Mediation is a cost-effective dispute resolution process that allows couples to reach an agreement they have control over, rather than going to court and giving that control to a judge. Many courts in Texas require mediation before a final hearing. In traditional Texas family law mediations, each client is in a room with his or her attorney and the mediator “shuttles” between the rooms, taking offers and information back and forth. The mediator doesn’t represent either party but is invested in tailoring an agreement that meets the couples’ joint and individual goals and will offer settlement advice to get the parties to a “deal.” But now, in light of COVID-19 and social distancing, how is mediation being handled?
Online mediation is similar to face-to-face mediation. The difference is you can participate in mediation from your home through the use of video conferencing technology. Communication is achieved through synchronous or asynchronous dialogue between the mediator, the lawyers, and the couple. Two clients, their two attorneys and their mediator/arbitrator, can conference in from five separate locations. With online mediation, each attorney-client pair can have their own private virtual “room,” just as in in-person mediations. The mediator can virtually shuttle back and forth or bring everyone together for a joint session. The mediator can control who can see and hear each other, and you can see and interact with your mediator and your lawyer in the comfort of your own space.
As far as the actual Mediated Settlement Agreement, editable documents, including Excel spreadsheets and Word documents, can be shared by sharing screens. The mediator can make changes to the spreadsheet and body of the MSA by sharing his or her screen in real-time, just like you were in the room together. At the end of a mediation these can be memorialized as pdf documents and signed using a program such as DocuSign, so there is nothing to prevent the execution of the Agreement in real-time. Also, since confidentiality is a hallmark of mediation, the Zoom platform has a HIPAA compliant option for mediators to use to keep HIPAA-protected information secure.
At GoransonBain Ausley we have experienced and trained mediators that can provide online mediations. Additionally, all GoransonBain Ausley attorneys have the knowledge and training to represent our clients in online mediation.
Virtual Notaries for Our Clients
Paralegals associated with each office have virtual notary certificates and capabilities to enable clients to sign and have notarized documents from home or remotely. The client only needs a computer with a webcam.

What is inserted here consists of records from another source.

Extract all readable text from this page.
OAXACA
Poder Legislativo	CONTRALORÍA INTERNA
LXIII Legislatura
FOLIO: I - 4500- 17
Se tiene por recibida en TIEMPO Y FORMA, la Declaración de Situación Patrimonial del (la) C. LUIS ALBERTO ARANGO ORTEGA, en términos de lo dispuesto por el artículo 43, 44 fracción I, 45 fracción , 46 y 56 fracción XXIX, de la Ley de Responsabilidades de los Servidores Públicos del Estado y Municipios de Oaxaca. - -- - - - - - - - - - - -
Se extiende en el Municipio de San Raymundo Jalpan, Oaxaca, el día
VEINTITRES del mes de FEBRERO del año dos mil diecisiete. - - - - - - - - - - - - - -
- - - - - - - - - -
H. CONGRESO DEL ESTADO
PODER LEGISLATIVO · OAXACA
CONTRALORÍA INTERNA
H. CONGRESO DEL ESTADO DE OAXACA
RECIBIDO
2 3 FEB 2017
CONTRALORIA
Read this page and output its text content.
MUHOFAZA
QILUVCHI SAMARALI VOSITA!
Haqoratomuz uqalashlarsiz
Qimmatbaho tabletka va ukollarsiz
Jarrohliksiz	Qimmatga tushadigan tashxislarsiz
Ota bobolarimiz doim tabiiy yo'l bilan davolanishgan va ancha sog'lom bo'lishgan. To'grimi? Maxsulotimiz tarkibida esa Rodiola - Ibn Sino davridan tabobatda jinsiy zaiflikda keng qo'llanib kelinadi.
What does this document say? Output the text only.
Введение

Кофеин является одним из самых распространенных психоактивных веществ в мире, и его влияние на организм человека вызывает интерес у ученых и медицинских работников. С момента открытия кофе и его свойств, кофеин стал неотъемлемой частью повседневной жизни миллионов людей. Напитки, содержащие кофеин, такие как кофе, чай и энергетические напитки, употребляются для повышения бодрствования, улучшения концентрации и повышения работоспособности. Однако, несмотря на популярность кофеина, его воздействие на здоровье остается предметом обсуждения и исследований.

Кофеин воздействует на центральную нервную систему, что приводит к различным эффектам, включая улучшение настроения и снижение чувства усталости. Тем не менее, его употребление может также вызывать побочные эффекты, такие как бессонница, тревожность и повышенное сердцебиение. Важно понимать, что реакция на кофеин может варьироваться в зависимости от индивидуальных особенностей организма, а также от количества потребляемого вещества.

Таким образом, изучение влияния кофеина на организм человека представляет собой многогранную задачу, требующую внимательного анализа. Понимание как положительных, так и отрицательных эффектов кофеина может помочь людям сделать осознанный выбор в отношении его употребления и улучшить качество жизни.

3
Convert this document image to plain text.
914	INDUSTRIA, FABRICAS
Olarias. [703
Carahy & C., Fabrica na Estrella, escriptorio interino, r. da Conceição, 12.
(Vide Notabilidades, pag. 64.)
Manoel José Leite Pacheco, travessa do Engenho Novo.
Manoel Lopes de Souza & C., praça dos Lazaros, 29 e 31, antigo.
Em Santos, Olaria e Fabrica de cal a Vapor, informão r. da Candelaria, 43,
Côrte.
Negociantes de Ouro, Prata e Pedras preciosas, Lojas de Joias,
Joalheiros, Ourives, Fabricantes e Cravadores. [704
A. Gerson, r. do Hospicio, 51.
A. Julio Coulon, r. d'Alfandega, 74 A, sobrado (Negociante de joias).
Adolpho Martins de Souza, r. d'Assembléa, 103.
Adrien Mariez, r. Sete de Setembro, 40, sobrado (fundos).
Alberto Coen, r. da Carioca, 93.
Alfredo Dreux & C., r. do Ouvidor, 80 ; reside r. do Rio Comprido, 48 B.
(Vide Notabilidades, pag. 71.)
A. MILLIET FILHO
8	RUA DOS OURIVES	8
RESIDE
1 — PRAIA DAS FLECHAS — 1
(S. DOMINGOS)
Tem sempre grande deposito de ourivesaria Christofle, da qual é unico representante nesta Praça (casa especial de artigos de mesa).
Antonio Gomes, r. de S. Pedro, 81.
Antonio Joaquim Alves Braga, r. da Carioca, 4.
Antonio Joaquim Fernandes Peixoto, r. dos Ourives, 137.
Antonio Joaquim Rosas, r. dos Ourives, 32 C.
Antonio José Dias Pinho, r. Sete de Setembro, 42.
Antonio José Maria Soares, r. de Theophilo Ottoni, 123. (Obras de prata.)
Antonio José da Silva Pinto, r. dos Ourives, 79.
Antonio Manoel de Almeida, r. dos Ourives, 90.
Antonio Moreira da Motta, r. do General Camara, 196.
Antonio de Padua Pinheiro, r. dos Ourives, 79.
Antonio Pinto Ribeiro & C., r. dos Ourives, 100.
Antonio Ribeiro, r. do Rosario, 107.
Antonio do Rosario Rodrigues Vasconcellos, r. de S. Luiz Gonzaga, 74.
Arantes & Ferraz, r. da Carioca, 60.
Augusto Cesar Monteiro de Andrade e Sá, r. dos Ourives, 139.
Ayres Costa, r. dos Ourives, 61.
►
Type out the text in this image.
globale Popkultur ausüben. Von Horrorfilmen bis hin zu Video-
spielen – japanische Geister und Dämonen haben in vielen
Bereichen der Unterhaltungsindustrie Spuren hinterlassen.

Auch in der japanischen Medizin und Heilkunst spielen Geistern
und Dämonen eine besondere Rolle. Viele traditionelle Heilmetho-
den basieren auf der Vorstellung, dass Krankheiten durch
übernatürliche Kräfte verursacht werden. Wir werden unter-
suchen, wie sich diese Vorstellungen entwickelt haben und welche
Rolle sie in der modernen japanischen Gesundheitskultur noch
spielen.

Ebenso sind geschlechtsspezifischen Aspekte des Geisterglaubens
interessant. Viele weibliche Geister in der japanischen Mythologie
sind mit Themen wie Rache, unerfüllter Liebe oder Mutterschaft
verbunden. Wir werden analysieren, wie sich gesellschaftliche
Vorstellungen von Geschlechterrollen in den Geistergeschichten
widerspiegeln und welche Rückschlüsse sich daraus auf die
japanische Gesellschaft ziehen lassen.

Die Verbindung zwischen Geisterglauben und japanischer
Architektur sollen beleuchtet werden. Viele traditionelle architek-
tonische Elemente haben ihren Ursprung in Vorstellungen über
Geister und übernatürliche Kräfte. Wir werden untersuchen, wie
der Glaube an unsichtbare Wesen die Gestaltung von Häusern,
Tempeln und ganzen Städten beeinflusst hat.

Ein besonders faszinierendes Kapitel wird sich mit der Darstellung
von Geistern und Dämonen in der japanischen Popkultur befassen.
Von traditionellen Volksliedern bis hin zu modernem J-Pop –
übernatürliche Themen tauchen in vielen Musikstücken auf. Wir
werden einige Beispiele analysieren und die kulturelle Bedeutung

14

Court reporters and videographers have adapted their capabilities to offer remote depositions with the only requirement that parties have an internet connection to use other video conferencing software and a computer with a camera and microphone. The court reporter and/or videographer can swear in the witness, record the deposition according to the Texas Rules of Civil Procedure, and handle deposition exhibits. GoransonBain Ausley attorneys have the knowledge and capability to facilitate and take depositions using virtual technologies.
Remote Hearings and Trials
Many courts across Texas are beginning to allow remote hearings and trials. Our attorneys have the knowledge and capability to conduct remote hearings and trials via video conferencing, including the handling and admitting of exhibits and offering testimony.
Private judges are also a resource that parties can use to resolve their family law dispute. Many private judges are offering their services, either in-person at a private office or using video conferencing technology. The Texas Civil Practice and Remedies Code allows parties to use private judges in civil matters if both parties and attorneys agree. Upon the filing of an agreed motion of the parties, the court assigned to your case will issue an order that a private judge will hear the case and stay the matter in the assigned court, pending the outcome of the hearing conducted by the private judge. Private judges have all of the same powers as a district judge in Texas, and once the private judge issues a decision – that decision is final and binding and stands as if it were issued by the district court judge. Either party will still have the right to appeal through the Texas Court of Appeals.